Il 21 ottobre 1959, in Aula, Palazzolo illustra la proposta di legge numero 1659 “Istituzione della pensione a favore dei ciechi civili” che confluirà in una delle leggi per potenziare il sostegno ai non vedenti. 
È dopo la guerra che il movimento dei non vedenti torna a far sentire la sua pressione per avere un’assistenza economica. Nel 1950 il governo De Gasperi concede un piccolo sussidio mensile a favore di 20 mila ciechi civili. Poi un aumento nel 1952 e ancora nel 1953. Solo nel 1954, sotto la guida del Presidente Paolo Bentivoglio e dopo la manifestazione detta “la marcia del dolore”, percorsa da numerosi privi di vista da Firenze a Roma, che si arriva alla legge n. 632 del 9 agosto, chiamata “legge Pieraccini” dal nome del suo presentatore.

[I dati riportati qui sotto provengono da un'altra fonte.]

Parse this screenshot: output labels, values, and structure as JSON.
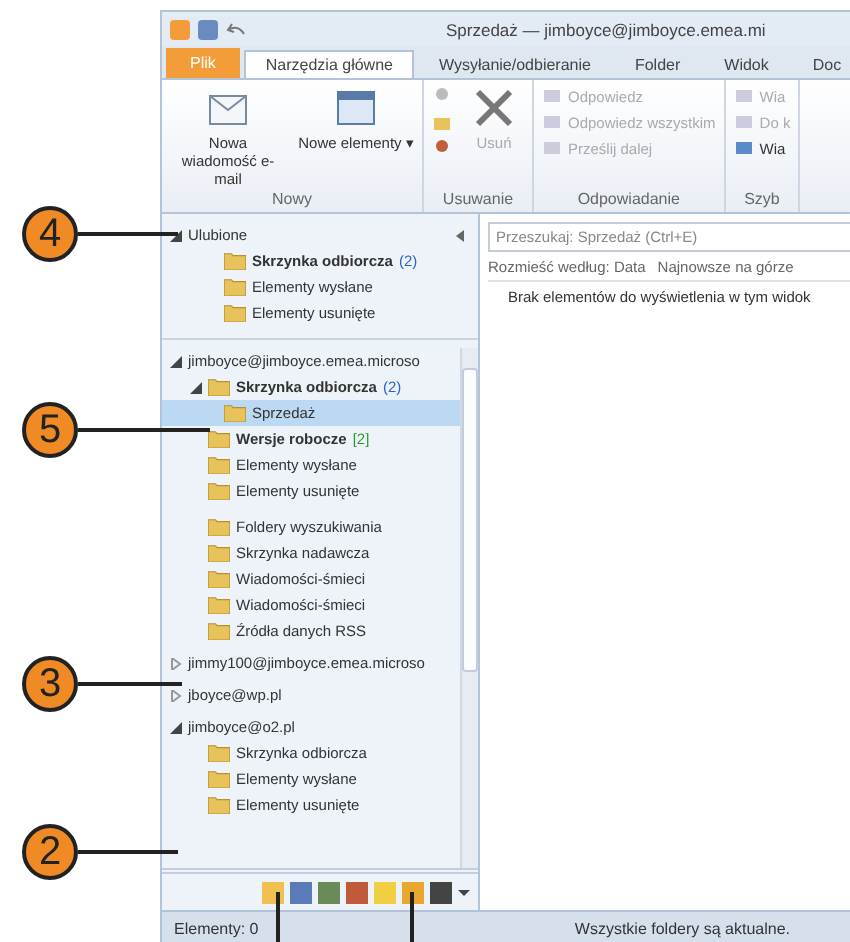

L’ aiuto non è però ancora definitivo e restano molte lacune. Negli anni successivi spuntano altre proposte per potenziare e integrare il sussidio e tra queste confluisce la proposta di Palazzolo: “La legge del 9 agosto 1954 – ricorda in Aula l’onorevole – volle significare che il legislatore avvertì l’esigenza di compiere il primo pass in tal senso. Si ravvisa oggi la necessità di trasformare detto assegno a vita in pensione articolata in una misure che non apporta alcun maggiore aggravio allo Stato. Anzi mi sembra che in tal modo la nostra legislazione sociale si sposti dal vago e indeterminato e si adegui i principi generali del diritto. In altri stati il diritto alla pensione in favore dei ciechi civili da tempo trova applicazione, non si comprende quindi il motivo per cui in Italia i ciechi non debbano trovare identica tutela”. 
Morto il 17 aprile 1972, a Palazzolo è intitolata una via nella parte alta all’ingresso del paese.